Stability analysis of the polytropic solar wind

Abstract

A linear stability analysis of a simple polytropic model for the solar wind dynamics within the framework of a magnetohydrodynamic equilibrium configuration is theoretically proposed. The simplistic analysis is based on the model developed based on the data available from the Advanced Composition Explorer (ACE) spacecraft mission. A unique form of dispersion relation is derived by coupling the adiabatic and polytropic processes in the limit of ideal gas approximation for the solar wind gas in accordance with the standard Fourier technique. Applying usual variable-separation methodology on the dispersion relation, we obtain the linear growth rate of the fluctuations.
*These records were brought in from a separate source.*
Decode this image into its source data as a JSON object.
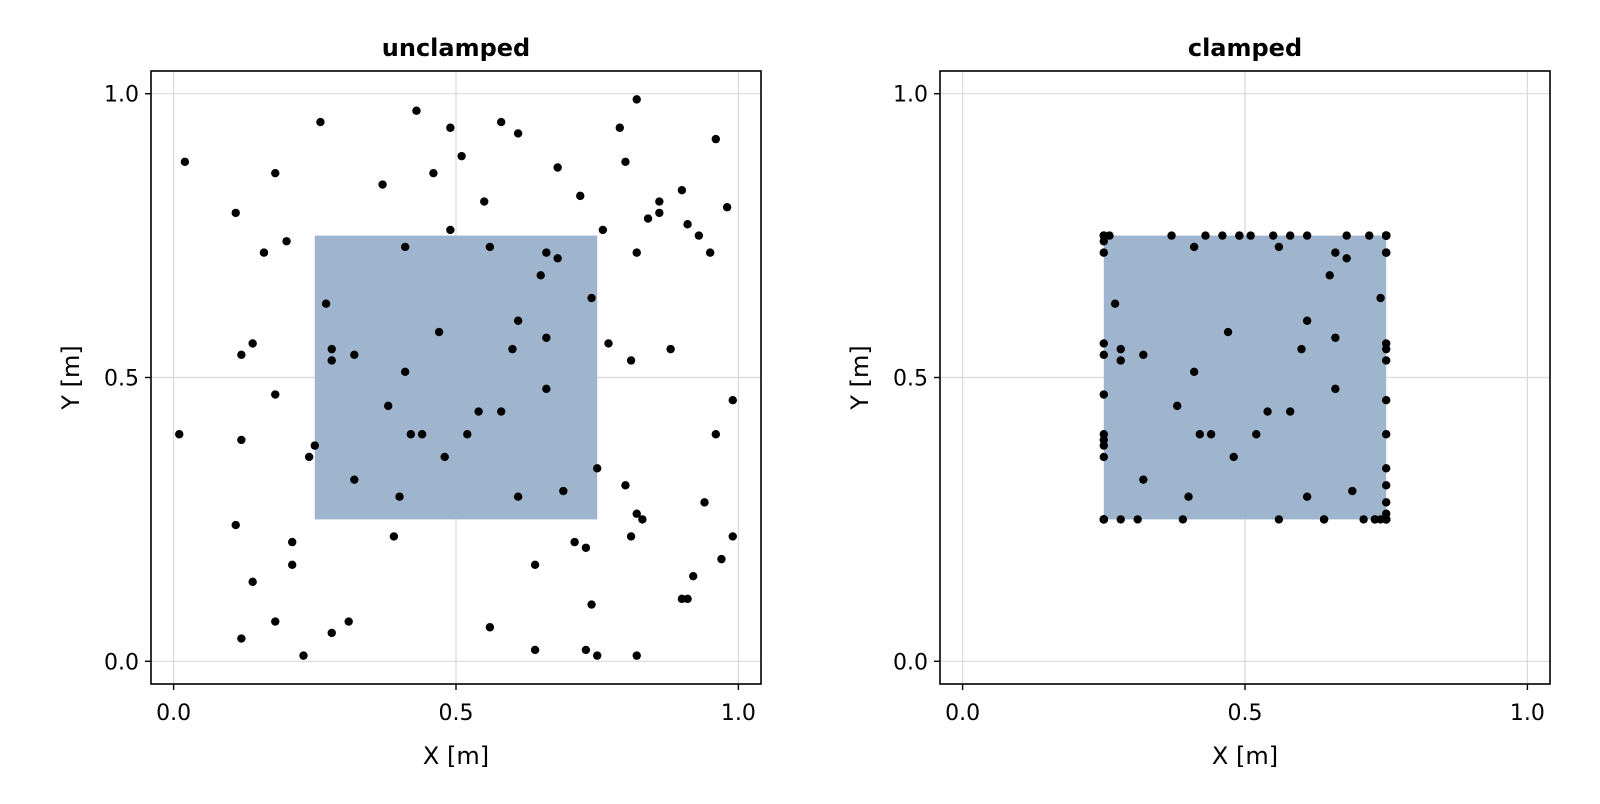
{
  "chart_data": [
    {
      "type": "scatter",
      "title": "unclamped",
      "xlabel": "X [m]",
      "ylabel": "Y [m]",
      "xlim": [
        -0.04,
        1.04
      ],
      "ylim": [
        -0.04,
        1.04
      ],
      "xticks": [
        "0.0",
        "0.5",
        "1.0"
      ],
      "yticks": [
        "0.0",
        "0.5",
        "1.0"
      ],
      "grid": true,
      "region": {
        "x": [
          0.25,
          0.75
        ],
        "y": [
          0.25,
          0.75
        ],
        "color": "#9fb5cd"
      },
      "point_color": "#000000",
      "points": [
        [
          0.01,
          0.4
        ],
        [
          0.02,
          0.88
        ],
        [
          0.11,
          0.79
        ],
        [
          0.11,
          0.24
        ],
        [
          0.12,
          0.54
        ],
        [
          0.12,
          0.39
        ],
        [
          0.12,
          0.04
        ],
        [
          0.14,
          0.56
        ],
        [
          0.14,
          0.14
        ],
        [
          0.16,
          0.72
        ],
        [
          0.18,
          0.07
        ],
        [
          0.18,
          0.86
        ],
        [
          0.18,
          0.47
        ],
        [
          0.2,
          0.74
        ],
        [
          0.21,
          0.21
        ],
        [
          0.21,
          0.17
        ],
        [
          0.23,
          0.01
        ],
        [
          0.24,
          0.36
        ],
        [
          0.25,
          0.38
        ],
        [
          0.26,
          0.95
        ],
        [
          0.27,
          0.63
        ],
        [
          0.28,
          0.55
        ],
        [
          0.28,
          0.53
        ],
        [
          0.28,
          0.05
        ],
        [
          0.31,
          0.07
        ],
        [
          0.32,
          0.54
        ],
        [
          0.32,
          0.32
        ],
        [
          0.37,
          0.84
        ],
        [
          0.38,
          0.45
        ],
        [
          0.39,
          0.22
        ],
        [
          0.4,
          0.29
        ],
        [
          0.41,
          0.73
        ],
        [
          0.41,
          0.51
        ],
        [
          0.42,
          0.4
        ],
        [
          0.43,
          0.97
        ],
        [
          0.44,
          0.4
        ],
        [
          0.46,
          0.86
        ],
        [
          0.47,
          0.58
        ],
        [
          0.48,
          0.36
        ],
        [
          0.49,
          0.94
        ],
        [
          0.49,
          0.76
        ],
        [
          0.51,
          0.89
        ],
        [
          0.52,
          0.4
        ],
        [
          0.54,
          0.44
        ],
        [
          0.55,
          0.81
        ],
        [
          0.56,
          0.73
        ],
        [
          0.56,
          0.06
        ],
        [
          0.58,
          0.95
        ],
        [
          0.58,
          0.44
        ],
        [
          0.6,
          0.55
        ],
        [
          0.61,
          0.93
        ],
        [
          0.61,
          0.6
        ],
        [
          0.61,
          0.29
        ],
        [
          0.64,
          0.17
        ],
        [
          0.64,
          0.02
        ],
        [
          0.65,
          0.68
        ],
        [
          0.66,
          0.57
        ],
        [
          0.66,
          0.48
        ],
        [
          0.66,
          0.72
        ],
        [
          0.68,
          0.87
        ],
        [
          0.68,
          0.71
        ],
        [
          0.69,
          0.3
        ],
        [
          0.71,
          0.21
        ],
        [
          0.72,
          0.82
        ],
        [
          0.73,
          0.2
        ],
        [
          0.73,
          0.02
        ],
        [
          0.74,
          0.64
        ],
        [
          0.74,
          0.1
        ],
        [
          0.75,
          0.34
        ],
        [
          0.75,
          0.01
        ],
        [
          0.76,
          0.76
        ],
        [
          0.77,
          0.56
        ],
        [
          0.79,
          0.94
        ],
        [
          0.8,
          0.88
        ],
        [
          0.8,
          0.31
        ],
        [
          0.81,
          0.53
        ],
        [
          0.81,
          0.22
        ],
        [
          0.82,
          0.99
        ],
        [
          0.82,
          0.72
        ],
        [
          0.82,
          0.26
        ],
        [
          0.82,
          0.01
        ],
        [
          0.83,
          0.25
        ],
        [
          0.84,
          0.78
        ],
        [
          0.86,
          0.79
        ],
        [
          0.86,
          0.81
        ],
        [
          0.88,
          0.55
        ],
        [
          0.9,
          0.83
        ],
        [
          0.9,
          0.11
        ],
        [
          0.91,
          0.77
        ],
        [
          0.91,
          0.11
        ],
        [
          0.92,
          0.15
        ],
        [
          0.93,
          0.75
        ],
        [
          0.94,
          0.28
        ],
        [
          0.95,
          0.72
        ],
        [
          0.96,
          0.92
        ],
        [
          0.96,
          0.4
        ],
        [
          0.97,
          0.18
        ],
        [
          0.98,
          0.8
        ],
        [
          0.99,
          0.46
        ],
        [
          0.99,
          0.22
        ]
      ]
    },
    {
      "type": "scatter",
      "title": "clamped",
      "xlabel": "X [m]",
      "ylabel": "Y [m]",
      "xlim": [
        -0.04,
        1.04
      ],
      "ylim": [
        -0.04,
        1.04
      ],
      "xticks": [
        "0.0",
        "0.5",
        "1.0"
      ],
      "yticks": [
        "0.0",
        "0.5",
        "1.0"
      ],
      "grid": true,
      "region": {
        "x": [
          0.25,
          0.75
        ],
        "y": [
          0.25,
          0.75
        ],
        "color": "#9fb5cd"
      },
      "point_color": "#000000",
      "points": [
        [
          0.25,
          0.4
        ],
        [
          0.25,
          0.75
        ],
        [
          0.25,
          0.75
        ],
        [
          0.25,
          0.25
        ],
        [
          0.25,
          0.54
        ],
        [
          0.25,
          0.39
        ],
        [
          0.25,
          0.25
        ],
        [
          0.25,
          0.56
        ],
        [
          0.25,
          0.25
        ],
        [
          0.25,
          0.72
        ],
        [
          0.25,
          0.25
        ],
        [
          0.25,
          0.75
        ],
        [
          0.25,
          0.47
        ],
        [
          0.25,
          0.74
        ],
        [
          0.25,
          0.25
        ],
        [
          0.25,
          0.25
        ],
        [
          0.25,
          0.25
        ],
        [
          0.25,
          0.36
        ],
        [
          0.25,
          0.38
        ],
        [
          0.26,
          0.75
        ],
        [
          0.27,
          0.63
        ],
        [
          0.28,
          0.55
        ],
        [
          0.28,
          0.53
        ],
        [
          0.28,
          0.25
        ],
        [
          0.31,
          0.25
        ],
        [
          0.32,
          0.54
        ],
        [
          0.32,
          0.32
        ],
        [
          0.37,
          0.75
        ],
        [
          0.38,
          0.45
        ],
        [
          0.39,
          0.25
        ],
        [
          0.4,
          0.29
        ],
        [
          0.41,
          0.73
        ],
        [
          0.41,
          0.51
        ],
        [
          0.42,
          0.4
        ],
        [
          0.43,
          0.75
        ],
        [
          0.44,
          0.4
        ],
        [
          0.46,
          0.75
        ],
        [
          0.47,
          0.58
        ],
        [
          0.48,
          0.36
        ],
        [
          0.49,
          0.75
        ],
        [
          0.49,
          0.75
        ],
        [
          0.51,
          0.75
        ],
        [
          0.52,
          0.4
        ],
        [
          0.54,
          0.44
        ],
        [
          0.55,
          0.75
        ],
        [
          0.56,
          0.73
        ],
        [
          0.56,
          0.25
        ],
        [
          0.58,
          0.75
        ],
        [
          0.58,
          0.44
        ],
        [
          0.6,
          0.55
        ],
        [
          0.61,
          0.75
        ],
        [
          0.61,
          0.6
        ],
        [
          0.61,
          0.29
        ],
        [
          0.64,
          0.25
        ],
        [
          0.64,
          0.25
        ],
        [
          0.65,
          0.68
        ],
        [
          0.66,
          0.57
        ],
        [
          0.66,
          0.48
        ],
        [
          0.66,
          0.72
        ],
        [
          0.68,
          0.75
        ],
        [
          0.68,
          0.71
        ],
        [
          0.69,
          0.3
        ],
        [
          0.71,
          0.25
        ],
        [
          0.72,
          0.75
        ],
        [
          0.73,
          0.25
        ],
        [
          0.73,
          0.25
        ],
        [
          0.74,
          0.64
        ],
        [
          0.74,
          0.25
        ],
        [
          0.75,
          0.34
        ],
        [
          0.75,
          0.25
        ],
        [
          0.75,
          0.75
        ],
        [
          0.75,
          0.56
        ],
        [
          0.75,
          0.75
        ],
        [
          0.75,
          0.75
        ],
        [
          0.75,
          0.31
        ],
        [
          0.75,
          0.53
        ],
        [
          0.75,
          0.25
        ],
        [
          0.75,
          0.75
        ],
        [
          0.75,
          0.72
        ],
        [
          0.75,
          0.26
        ],
        [
          0.75,
          0.25
        ],
        [
          0.75,
          0.25
        ],
        [
          0.75,
          0.75
        ],
        [
          0.75,
          0.75
        ],
        [
          0.75,
          0.75
        ],
        [
          0.75,
          0.55
        ],
        [
          0.75,
          0.75
        ],
        [
          0.75,
          0.25
        ],
        [
          0.75,
          0.75
        ],
        [
          0.75,
          0.25
        ],
        [
          0.75,
          0.25
        ],
        [
          0.75,
          0.75
        ],
        [
          0.75,
          0.28
        ],
        [
          0.75,
          0.72
        ],
        [
          0.75,
          0.75
        ],
        [
          0.75,
          0.4
        ],
        [
          0.75,
          0.25
        ],
        [
          0.75,
          0.75
        ],
        [
          0.75,
          0.46
        ],
        [
          0.75,
          0.25
        ]
      ]
    }
  ]
}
It is seen that the growth rate is an explicitly nonlinear function of the variable polytropic index (α) and radial position (r) with respect to the considered center of the Sun. Numerical analyses are carried out to understand the physical insight of the growth profiles of the fluctuations. It is shown that the growth is maximized near the solar corona, where α ∼ 1, relative to that observed elsewhere in the entire solar plasma system. The source for this growth may be attributed to the free flow of energy coming from the dynamic equilibrium of the solar plasma itself. As compared with existing model predictions, our results are qualitatively capable of reproducing the average behavior of the solar wind fluctuation and stability behaviors on the astrophysical scales of space and time.